With our son approaching school age, my wife and I are considering a variety of options: charter, private, homeschooling. Just about the only option not on the list, even though we're forced to pay for it anyway, are public schools. We're not only unimpressed with the results achieved by local public schools, but we also don't like their one-size-fits-all structure. As things stand, we're concerned that, a few years from now, we'll face a similar situation with health care, forcing us to pay for coverage that we don't want in addition to care that we actually choose.
That's the big problem with government-sponsored versions of anything. No matter the quality of the ultimate product, everybody has to pay for it, even if it doesn't suit their personal needs and preferences. Just imagine if dining out was a state-provided service. Given popular preferences, at best, we'd end up with reasonably decent steak and burger joints from sea to shining sea -- and that's it. Good luck to vegetarians and fanciers of exotic ethnic foods.
Of course, at worst, you'd be forced to pay for the food quality of a high school cafeteria mixed with the service you've come to love at the Department of Motor Vehicles.
That worst-case scenario came to pass in Canada, where the country's Supreme Court ruled in 2005 that the quality of medical care provided by the state system in Quebec was so terrible that the province's law against private health insurance couldn't be allowed to stand. While the ruling doesn't apply elsewhere, private -- and arguably illegal -- clinics are springing up around the country to provide care to people who'd rather pay for medicine twice than accept the government's prescription.
Private medicine is legal in the United Kingdom, where about 11.5% of Britons (up from 5% in 1980) carry private insurance in addition to the taxes they pay for the National Health Service. Government-provided dentistry is such a shambles that people have fled the system, and dentists now make more from private-pay patients than from the state system.
But if other country's medical systems have troubles, so does the American system. After all, The World Health Organization gave America's health care a miserable 37th-place ranking out of 191 countries, right?
Well ... not so much. Actually, when economist Glen Whitman looked at WHO's rankings, he concluded:
The WHO rankings depend crucially on a number of underlying assumptions—some of them logically incoherent, some characterized by substantial uncertainty, and some rooted in ideological beliefs and values that not everyone shares.
The analysts behind the WHO rankings express the hope that their framework "will lay the basis for a shift from ideological discourse on health policy to a more empirical one." Yet the WHO rankings themselves have a strong ideological component. They include factors that are arguably unrelated to actual health performance, some of which could even improve in response to worse health performance.
Basically, WHO front-loaded its ratings with criteria that guaranteed high rankings to tax-supported systems, and low rankings to systems where people pay for their own care. Said Whitman, "To use the existing WHO rankings to justify more government involvement in health care--such as via a single-payer health care system--is therefore to engage in circular reasoning because the rankings are designed in a manner that favors greater government involvement."
Plenty of people share WHO's biases -- many Canadians and Europeans are happy with what they get, and lots of Americans say they want the same thing. But plenty of people don't share WHO's biases. If you implement a state-sponsored health care system, everybody gets drafted into the one-size-fits-all scheme, without consideration for their personal preferences.
Actually, "draft" is the right word. Since state-supported schemes are supported by taxes picked from all our pockets, they're basically conscription with limited -- or expensive -- opportunities for conscientious objectors (and sayonara to voluntary alternatives). That's true of public schools, and it may soon be true of health care.

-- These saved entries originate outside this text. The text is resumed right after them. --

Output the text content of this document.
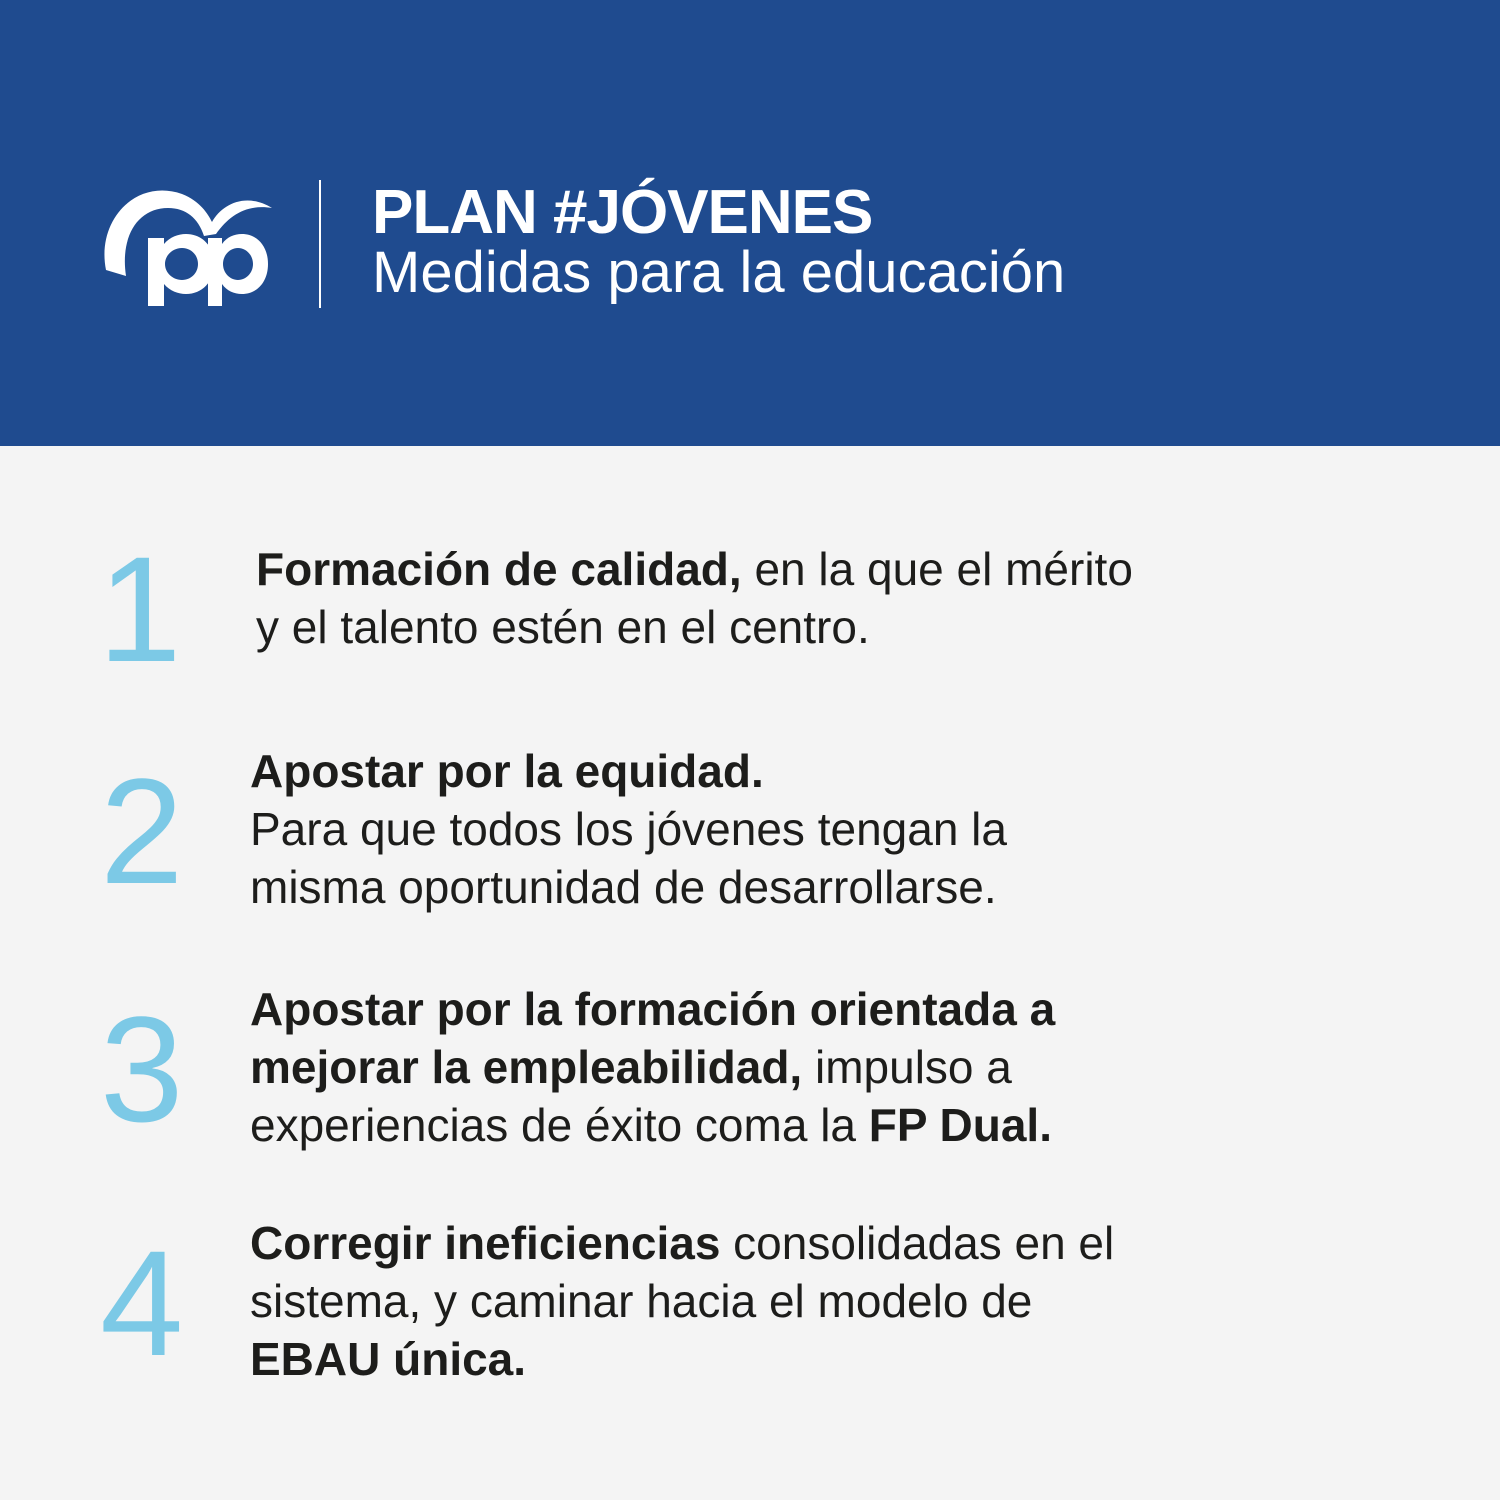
PLAN #JÓVENES
Medidas para la educación
1 Formación de calidad, en la que el mérito
y el talento estén en el centro.
2 Apostar por la equidad.
Para que todos los jóvenes tengan la
misma oportunidad de desarrollarse.
3 Apostar por la formación orientada a
mejorar la empleabilidad, impulso a
experiencias de éxito coma la FP Dual.
4 Corregir ineficiencias consolidadas en el
sistema, y caminar hacia el modelo de
EBAU única.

Right now, President Obama and his allies in Congress say they have no plans to displace private medicine, only to create a public plan that would compete with and "discipline" private insurers.
Right. What do you think would happen to Burger King if McDonald's not only ran its own restaurants, but also had the power to charge everybody for Big Macs whether they ate under the golden arches or not, and could regulate all fast-food joints? That's the sort of "discipline" you get from a government plan.
I expect that, in years to come, my wife and I will be looking at our options for escaping not just public education, but also public medicine. And, as it already is for Britons and Canadians, that choice will be expensive and limited by a government that doesn't put a lot of value on personal choice.